As regards the history of the question, Aristotle (384-322 BC) taught that a human being first had a vegetative or plant soul, then a sensitive or animal soul and finally an intellective or human soul.

For him, ensoulment, the entry of the human soul, took place 40 days after conception for males and 90 days for females. It was believed at that time that only after this number of days was movement felt in the womb and so was pregnancy certain.

Among other early beliefs, Stoics maintained that the living animal soul was received only at birth through contact with the air and it was transformed into a rational soul at the age of 14. Epicureans and Pythagoreans believed that the soul began to exist at the moment of conception.

In the early Church Aristotle’s view was accepted by many. But the idea that the soul was infused at conception was also accepted as early as the 3rd Century and was confirmed by St Gregory of Nyssa in the 4th Century.

Later the Aristotelian view became more common, based on the belief that only the formed foetus possessed a human soul. Augustine in the 5th Century was of this opinion, although he did speculate about the possibility of the soul being present before that.

St Thomas Aquinas in the 13th Century largely accepted the Aristotelian notion that the embryo first had a vegetative soul, then a sensitive soul and only after 40 days an intellective human soul.

Jumping forward to the present, the Church has still not defined when ensoulment takes place. It remains an open question.

The Congregation for the Doctrine of the Faith’s Declaration on Procured Abortion (1974) says: “This declaration expressly leaves aside the question of the moment when the spiritual soul is infused. There is not a unanimous tradition on this point and authors are as yet in disagreement. For some it dates from the first instant; for others it could not at least precede nidation [implantation in the womb]. It is not within the competence of science to decide between these views, because the existence of an immortal soul is not a question in its field.

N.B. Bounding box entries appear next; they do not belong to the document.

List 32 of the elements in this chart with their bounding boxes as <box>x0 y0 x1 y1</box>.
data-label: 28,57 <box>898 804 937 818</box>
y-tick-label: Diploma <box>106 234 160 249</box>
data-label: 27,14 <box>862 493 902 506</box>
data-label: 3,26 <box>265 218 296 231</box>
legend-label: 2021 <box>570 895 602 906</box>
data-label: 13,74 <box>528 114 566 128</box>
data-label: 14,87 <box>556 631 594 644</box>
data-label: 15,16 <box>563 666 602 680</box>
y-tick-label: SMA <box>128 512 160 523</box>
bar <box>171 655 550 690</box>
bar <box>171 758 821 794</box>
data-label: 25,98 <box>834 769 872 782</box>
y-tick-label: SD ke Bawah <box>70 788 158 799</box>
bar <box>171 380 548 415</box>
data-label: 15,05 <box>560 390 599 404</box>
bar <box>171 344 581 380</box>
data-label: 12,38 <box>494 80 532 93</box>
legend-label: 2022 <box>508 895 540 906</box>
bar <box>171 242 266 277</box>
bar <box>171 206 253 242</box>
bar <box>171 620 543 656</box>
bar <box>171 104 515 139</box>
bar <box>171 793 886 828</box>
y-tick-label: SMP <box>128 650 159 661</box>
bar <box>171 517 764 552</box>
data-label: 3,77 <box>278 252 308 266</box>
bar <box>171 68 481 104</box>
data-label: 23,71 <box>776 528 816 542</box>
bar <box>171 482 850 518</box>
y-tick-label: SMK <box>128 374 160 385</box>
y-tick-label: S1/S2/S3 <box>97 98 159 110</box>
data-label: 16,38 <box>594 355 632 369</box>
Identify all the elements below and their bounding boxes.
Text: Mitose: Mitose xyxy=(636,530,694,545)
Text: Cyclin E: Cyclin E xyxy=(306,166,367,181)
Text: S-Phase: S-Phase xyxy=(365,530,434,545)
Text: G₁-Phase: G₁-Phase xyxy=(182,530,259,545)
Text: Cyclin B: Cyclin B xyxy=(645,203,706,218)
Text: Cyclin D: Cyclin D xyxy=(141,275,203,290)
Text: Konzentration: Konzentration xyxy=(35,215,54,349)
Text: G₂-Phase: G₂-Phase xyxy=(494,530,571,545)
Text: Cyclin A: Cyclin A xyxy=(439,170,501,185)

“It is a philosophical problem from which our moral affirmation remains independent for two reasons: 1) supposing a belated animation, there is still nothing less than a human life, preparing for and calling for a soul in which the nature received from parents is completed; 2) on the other hand, it suffices that this presence of the soul be probable (and one can never prove the contrary) in order that the taking of life involve accepting the risk of killing a man, not only waiting for, but already in possession of his soul” (footnote 19). So while we cannot be absolutely sure when the soul is infused, we can assume that it is there very early on, even when there is an early miscarriage.

As regards its salvation, the Catechism teaches: “As regards children who have died without Baptism, the Church can only entrust them to the mercy of God, as she does in her funeral rites for them.

Indeed, the great mercy of God who desires that all men should be saved, and Jesus’ tenderness toward children which caused him to say: ‘Let the children come to me, do not hinder them,’ (Mk 10:14) allow us to hope that there is a way of salvation for children who have died without Baptism” (CCC 1261).